- Za 10 lat w Bułgarii może zabraknąć dobrze wykształconych fizyków, chemików i inżynierów budowy maszyn. Głównym powodem jest brak zainteresowania tymi dyscyplinami. Około 41% studentów decyduje się studiować prawo, ekonomię czy administrację. Rozwiązanie tej kwestii jest jednym z celów przyszłej strategii rozwoju szkolnictwa wyższego. – oświadczyła dyrektor departamentu w Ministerstwie Edukacji i NaukiMaria Fartunowa. Wraz z wiceminister Atanską Tanewą przedstawiły projekt strategii, który zostanie omówiony i uzupełniony do końca maja 2014 roku.
- Ponieważ tylko 30% absolwentów realizuje się w swojej specjalizacji, jak również z powodu niżu demograficznego, liczba kandydatów na studia w zeszłym roku spadła do 15 tys. Kariera naukowa nie jest atrakcyjna dla młodych ludzi, dlatego doktorantów ze wszystkich 51 uczelni w kraju jest tylko 10 tys. – wyjasniła Fartunowa.
Główne założenia ministerstwa co do planowanej reformy to zapewnienie mniej restrykcyjnej rekrutacji na uczelnie wyższe i ścisłą kontrolę nad absolwentami.
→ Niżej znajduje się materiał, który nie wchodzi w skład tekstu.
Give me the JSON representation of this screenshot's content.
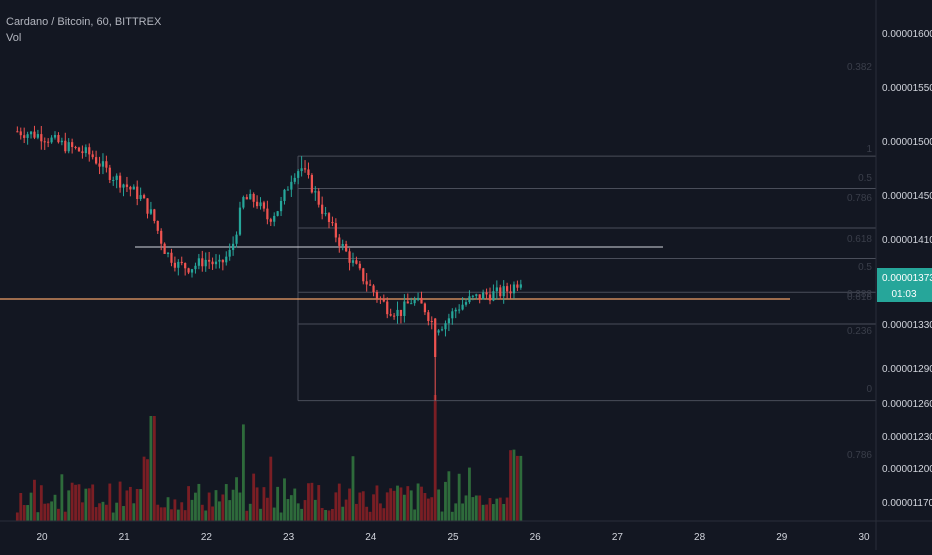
{
  "header": {
    "symbol_line": "Cardano / Bitcoin, 60, BITTREX",
    "indicator_label": "Vol"
  },
  "colors": {
    "background": "#131722",
    "up": "#26a69a",
    "down": "#ef5350",
    "vol_up": "#2e6b3b",
    "vol_down": "#7a1e24",
    "fib_line": "#4a4e5a",
    "fib_label": "#3a3e4a",
    "hline_white": "#d1d4dc",
    "hline_orange": "#f0a067",
    "price_tag": "#26a69a",
    "axis_text": "#d1d4dc",
    "axis_border": "#2a2e39"
  },
  "price_tag": {
    "price": "0.00001373",
    "countdown": "01:03"
  },
  "chart_data": {
    "type": "candlestick",
    "x_axis": {
      "ticks": [
        "20",
        "21",
        "22",
        "23",
        "24",
        "25",
        "26",
        "27",
        "28",
        "29",
        "30"
      ],
      "range_days": [
        19.7,
        30.05
      ]
    },
    "y_axis": {
      "ticks": [
        "0.00001600",
        "0.00001550",
        "0.00001500",
        "0.00001450",
        "0.00001410",
        "0.00001373",
        "0.00001330",
        "0.00001290",
        "0.00001260",
        "0.00001230",
        "0.00001200",
        "0.00001170"
      ]
    },
    "fib_retracement": {
      "labels": [
        "0.382",
        "1",
        "0.5",
        "0.786",
        "0.618",
        "0.5",
        "0.382",
        "0.618",
        "0.236",
        "0",
        "0.786"
      ],
      "levels": [
        1,
        0.786,
        0.618,
        0.5,
        0.382,
        0.236,
        0
      ]
    },
    "horizontal_lines": [
      "white",
      "orange"
    ],
    "volume_max_units": 120,
    "path_points": [
      [
        19.7,
        1509
      ],
      [
        20.0,
        1505
      ],
      [
        20.3,
        1495
      ],
      [
        20.6,
        1487
      ],
      [
        20.8,
        1471
      ],
      [
        21.0,
        1460
      ],
      [
        21.2,
        1448
      ],
      [
        21.35,
        1430
      ],
      [
        21.5,
        1398
      ],
      [
        21.65,
        1385
      ],
      [
        21.8,
        1382
      ],
      [
        22.0,
        1390
      ],
      [
        22.15,
        1383
      ],
      [
        22.3,
        1398
      ],
      [
        22.45,
        1446
      ],
      [
        22.6,
        1445
      ],
      [
        22.75,
        1428
      ],
      [
        22.9,
        1440
      ],
      [
        23.05,
        1470
      ],
      [
        23.15,
        1476
      ],
      [
        23.3,
        1455
      ],
      [
        23.45,
        1430
      ],
      [
        23.6,
        1410
      ],
      [
        23.75,
        1390
      ],
      [
        23.9,
        1373
      ],
      [
        24.05,
        1358
      ],
      [
        24.2,
        1345
      ],
      [
        24.35,
        1340
      ],
      [
        24.5,
        1352
      ],
      [
        24.65,
        1345
      ],
      [
        24.78,
        1327
      ],
      [
        24.9,
        1331
      ],
      [
        25.05,
        1345
      ],
      [
        25.2,
        1352
      ],
      [
        25.4,
        1357
      ],
      [
        25.55,
        1358
      ],
      [
        25.7,
        1362
      ],
      [
        25.85,
        1373
      ]
    ]
  }
}
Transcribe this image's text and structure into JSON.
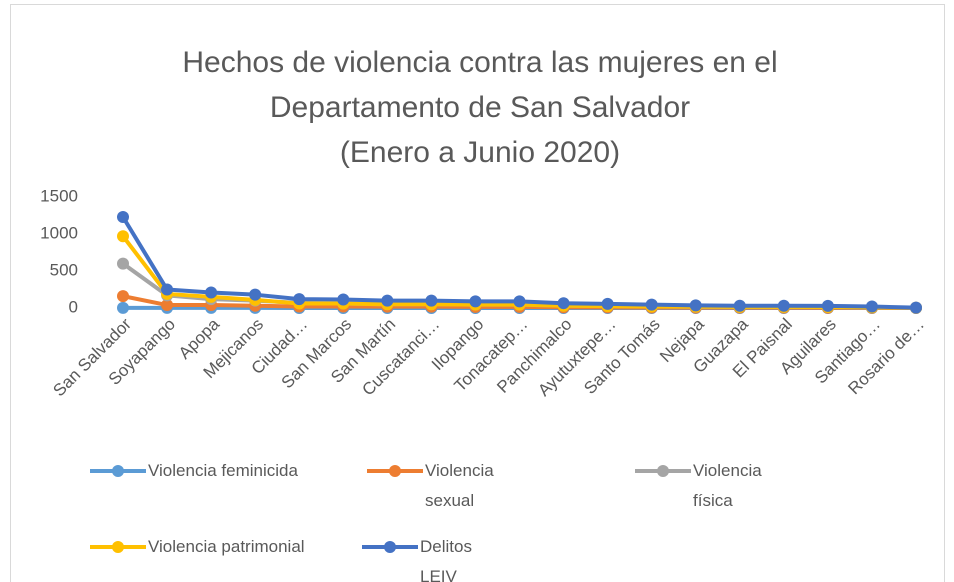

Rozpatrywany jest wariant akredytacji wyższych uczelni przy udziale międzynarodowych ekspertów. Rektorzy Uniwersytetu Ekonomicznego, prof. Płamen Iliew i Akademii Marynarki Wojennej im. N.J. Wapcarowa, prof. Bojan Mednikarow proponują zmianę systemu ratingowego, przez który przechodzi 75% środków uczelni, ponieważ uniwersytety w kraju nie mogą konkurować z Sofią, gdzie skoncentrowana jest największa ilość firm i jednostek administracyjnych.
- Tracimy rynki zewnęrzne. Azja i Turcja, na które liczyliśmy, są już daleko przed nami w kwestii edukacji. Państwo powinno wskazać nowe rynki strategiczne. – twierdzi prezes Wolnego Uniwersytetu im. Czernorizca Chrabra w Warnie, prof. Anna Nedjalkowa.
Rektorzy przyjęli ideę Ministerstwa Edukacji i Szkolnictwa Wyższego wprowadzenia mieszanego finansowania uniwersytetów.